Speaker
Description
Underground CO2 storage is a crucial effort to reach net-zero carbon emissions by 2050. By this, a large volume of gaseous CO2 is stored underground. Shale formations due to their proper storage capacity—composed of both bulk and adsorption types—can host CO2 for geo-sequestrations. Shale is also a common lithology of cap rocks over underground storage sites, which has the duty of sealing the storage site impeding upward migration of injected CO2. To understand dynamic behaviour of CO2 storage in shales, pore-scale insights are required to investigate physiochemical interactions between injected CO2 and host shale rock.
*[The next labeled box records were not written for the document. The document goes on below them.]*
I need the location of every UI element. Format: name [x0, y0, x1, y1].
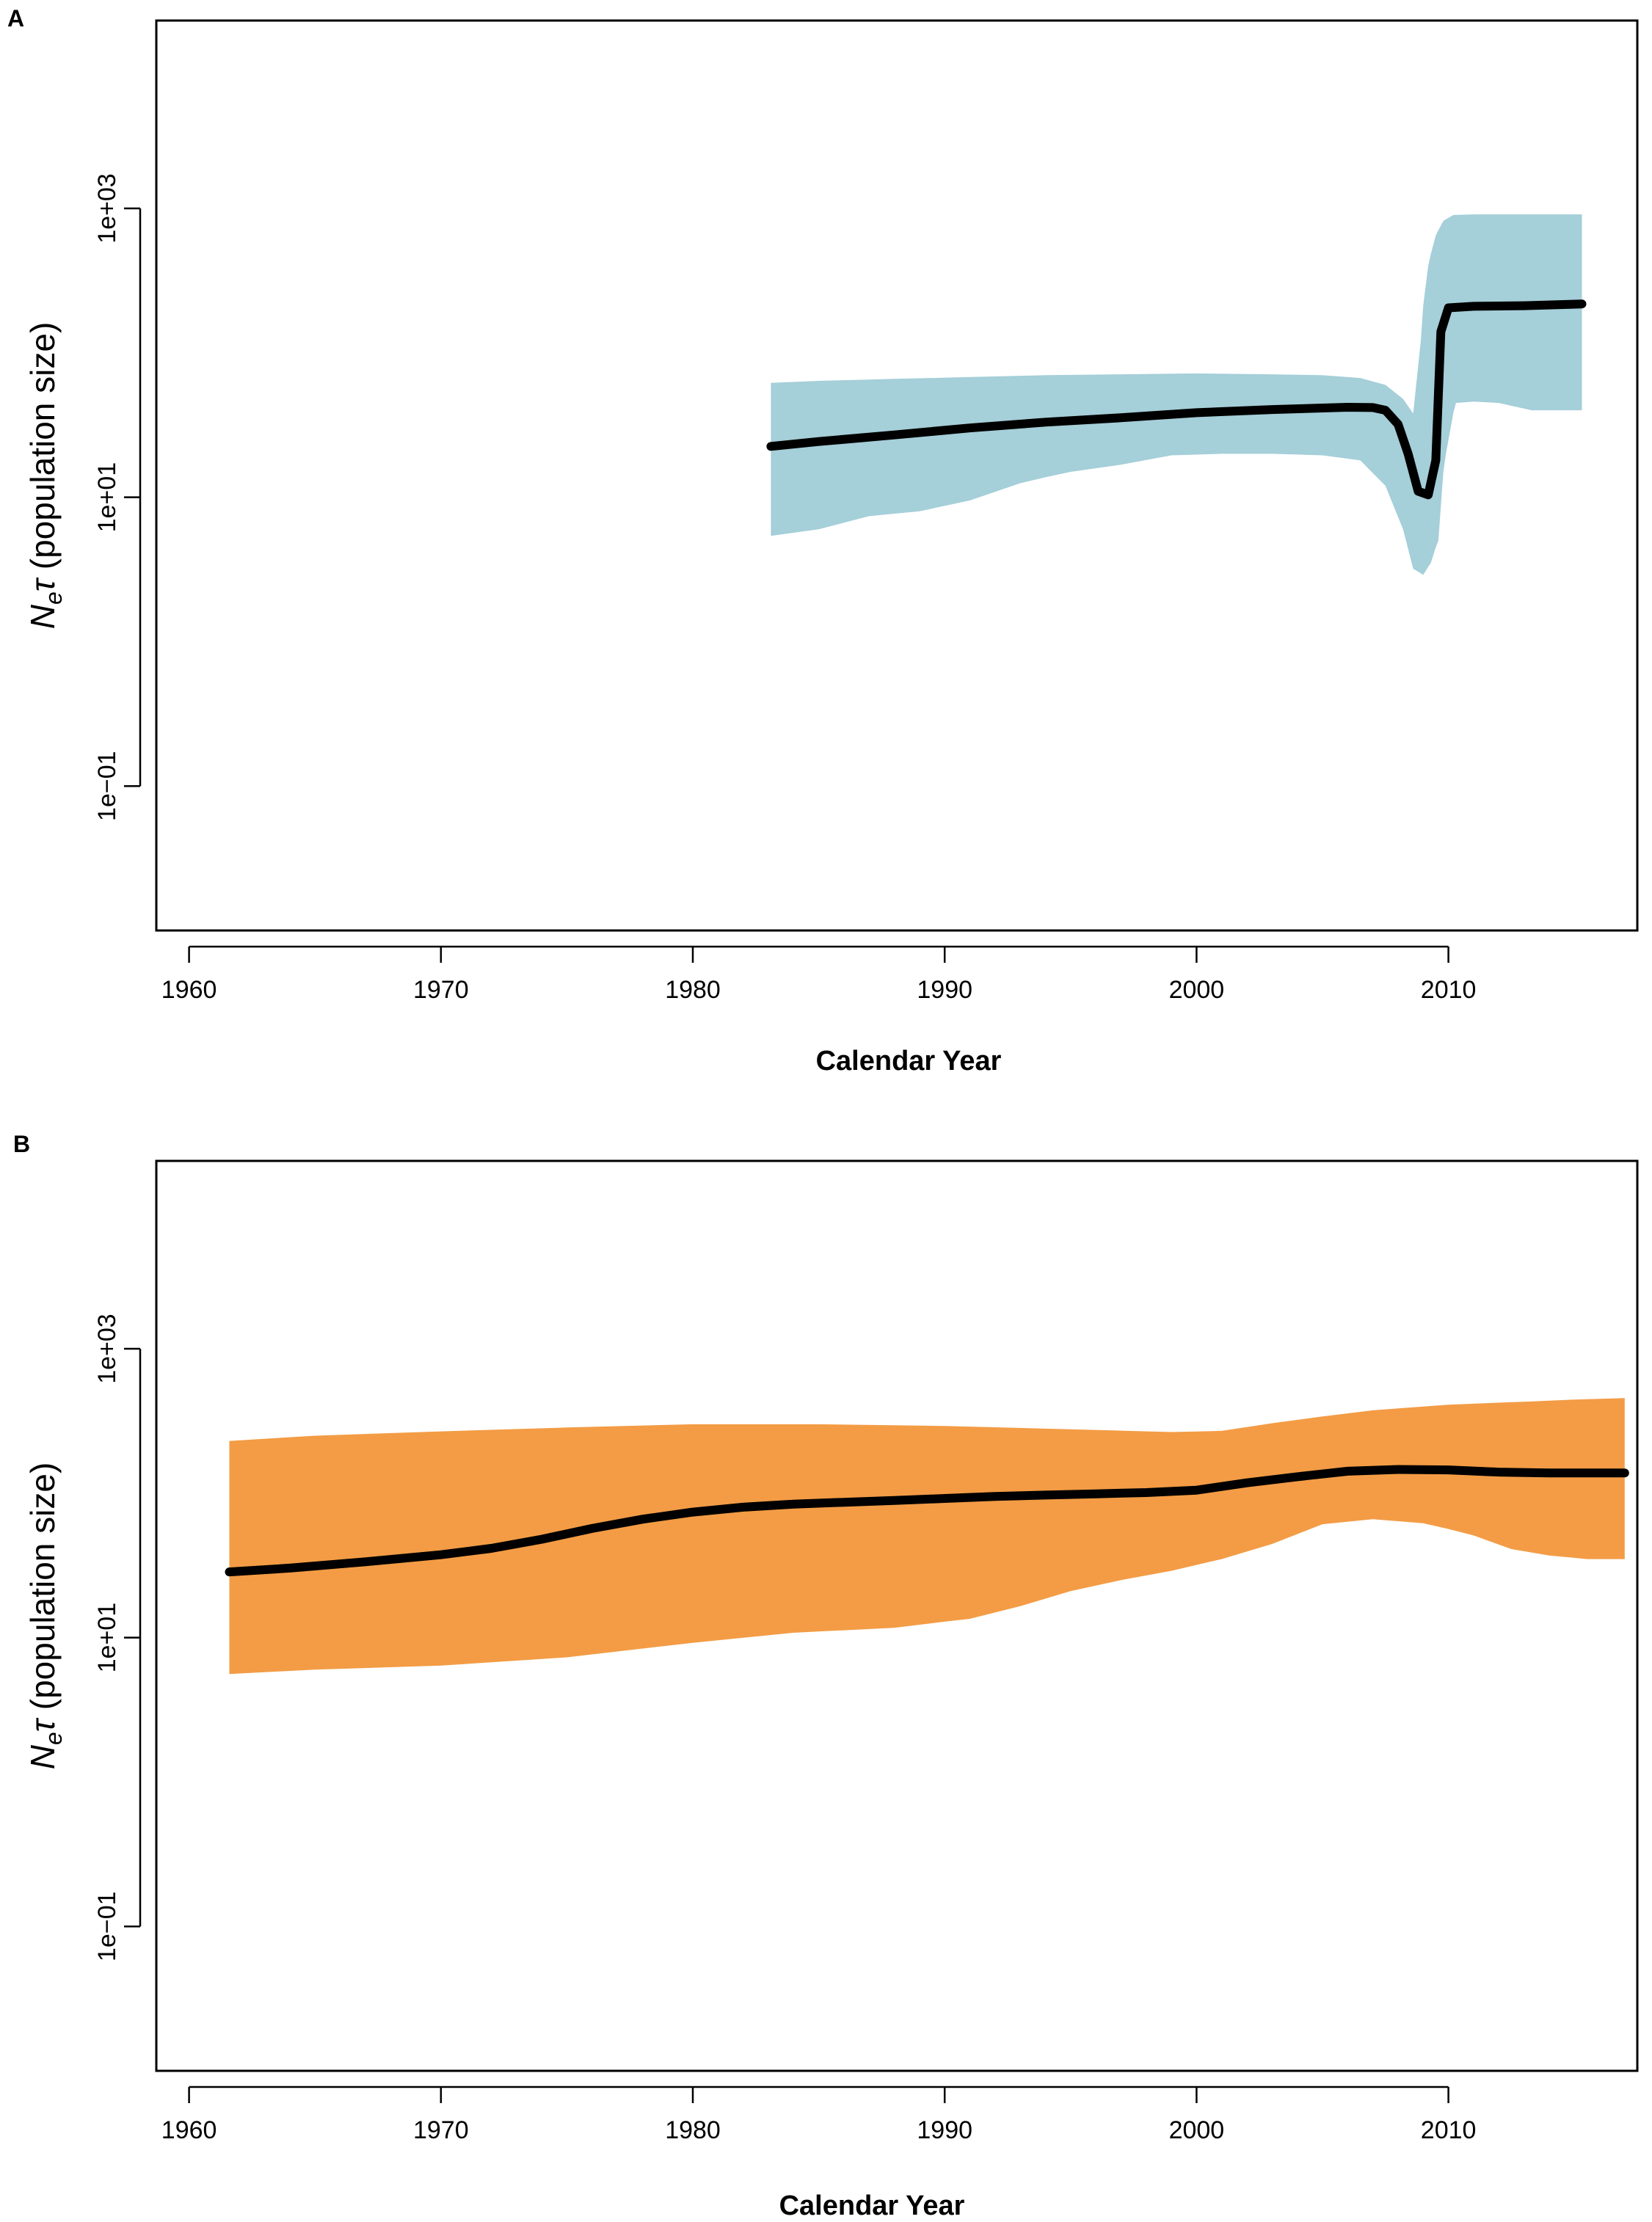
y-tick-label: 1e+03 [93, 173, 121, 244]
credible-interval-band [229, 1398, 1625, 1675]
y-axis-title-sub: e [40, 1732, 67, 1745]
x-tick-label: 2000 [1169, 2116, 1225, 2144]
plot-frame [155, 19, 1639, 932]
plot-layer [225, 1398, 1629, 1675]
credible-interval-band [771, 214, 1582, 575]
y-axis-title-rest: (population size) [23, 1462, 62, 1719]
chart-a: A 1960 1970 1980 1990 2000 2010 1e−01 1e+01 1e+0… [7, 5, 1639, 1077]
x-axis-title: Calendar Year [779, 2190, 965, 2221]
y-tick-label: 1e−01 [93, 1891, 121, 1961]
x-tick-label: 2010 [1421, 2116, 1477, 2144]
x-axis-title: Calendar Year [816, 1046, 1002, 1077]
y-tick-label: 1e+01 [93, 1603, 121, 1673]
x-tick-label: 2010 [1421, 976, 1477, 1004]
axis-layer: 1960 1970 1980 1990 2000 2010 1e−01 1e+01 1e+03 [93, 173, 1476, 1004]
y-axis-title-n: N [23, 604, 62, 629]
y-axis-title-rest: (population size) [23, 322, 62, 579]
chart-b: B 1960 1970 1980 1990 2000 2010 1e−01 1e+01 1e+0… [13, 1131, 1639, 2221]
panel-label: A [7, 5, 24, 32]
y-axis-title-n: N [23, 1744, 62, 1769]
panel-a: A 1960 1970 1980 1990 2000 2010 1e−01 1e+01 1e+0… [7, 5, 1639, 1077]
plot-layer [766, 214, 1587, 575]
panel-b: B 1960 1970 1980 1990 2000 2010 1e−01 1e+01 1e+0… [0, 1111, 1652, 2222]
x-tick-label: 1990 [917, 976, 972, 1004]
y-axis-title-sub: e [40, 591, 67, 605]
axis-layer: 1960 1970 1980 1990 2000 2010 1e−01 1e+01 1e+03 [93, 1314, 1476, 2144]
y-axis-title-tau: τ [23, 1717, 62, 1732]
y-tick-label: 1e+01 [93, 462, 121, 533]
x-tick-label: 1960 [161, 976, 217, 1004]
x-tick-label: 1970 [413, 2116, 469, 2144]
x-tick-label: 1980 [665, 2116, 721, 2144]
median-line [766, 299, 1587, 500]
x-tick-label: 1990 [917, 2116, 972, 2144]
plot-frame [155, 1159, 1639, 2072]
y-axis-title: Neτ (population size) [23, 1462, 67, 1770]
median-line [225, 1465, 1629, 1577]
panel-label: B [13, 1131, 30, 1157]
x-tick-label: 1960 [161, 2116, 217, 2144]
y-tick-label: 1e+03 [93, 1314, 121, 1384]
x-tick-label: 1980 [665, 976, 721, 1004]
y-axis-title: Neτ (population size) [23, 322, 67, 630]
y-axis-title-tau: τ [23, 577, 62, 591]
x-tick-label: 1970 [413, 976, 469, 1004]
y-tick-label: 1e−01 [93, 751, 121, 821]
x-tick-label: 2000 [1169, 976, 1225, 1004]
Shale swelling defined as shale matrix deformation due to CO2 adsorption leading to fracture size change is to be studied in this research. In this study, we take an image-based approach to extract unstructured triple-porosity pore-network models (PNMs) based on volumetric synthetic images. At nanoscale, meso- and micro-pores of shale matrix together with fractures compose a network of pores for each shale sample. Various flow features of shale including gas rarefaction, sorption, and surface diffusion are included. It should be noted that this PNM benefits from considering gas sorption effect at pore-level, which is less included in previous shale PNM studies.
By considering methane (CH4) as the host fluid within the pore network and considering injection of carbon dioxide (CO2) into shale samples, effect of swelling is studied. Such that, matrix deformation due to gas sorption imposes a size-reducing effect on fractures. This swelling effect is in competition with mechanical effective stress effect by which fractures are prone to size change as well. Thus, this study computes dynamic pore-scale fracture size change during the injection of CO2 into initially CH4-bearing shale samples. The results give insights into the fracture permeability change in two sets of low-density and high-density fractured shale samples. The results show how Darcy and Knudsen permeability values change over different CO2 injection pressures for both low-density and high-density fractured samples.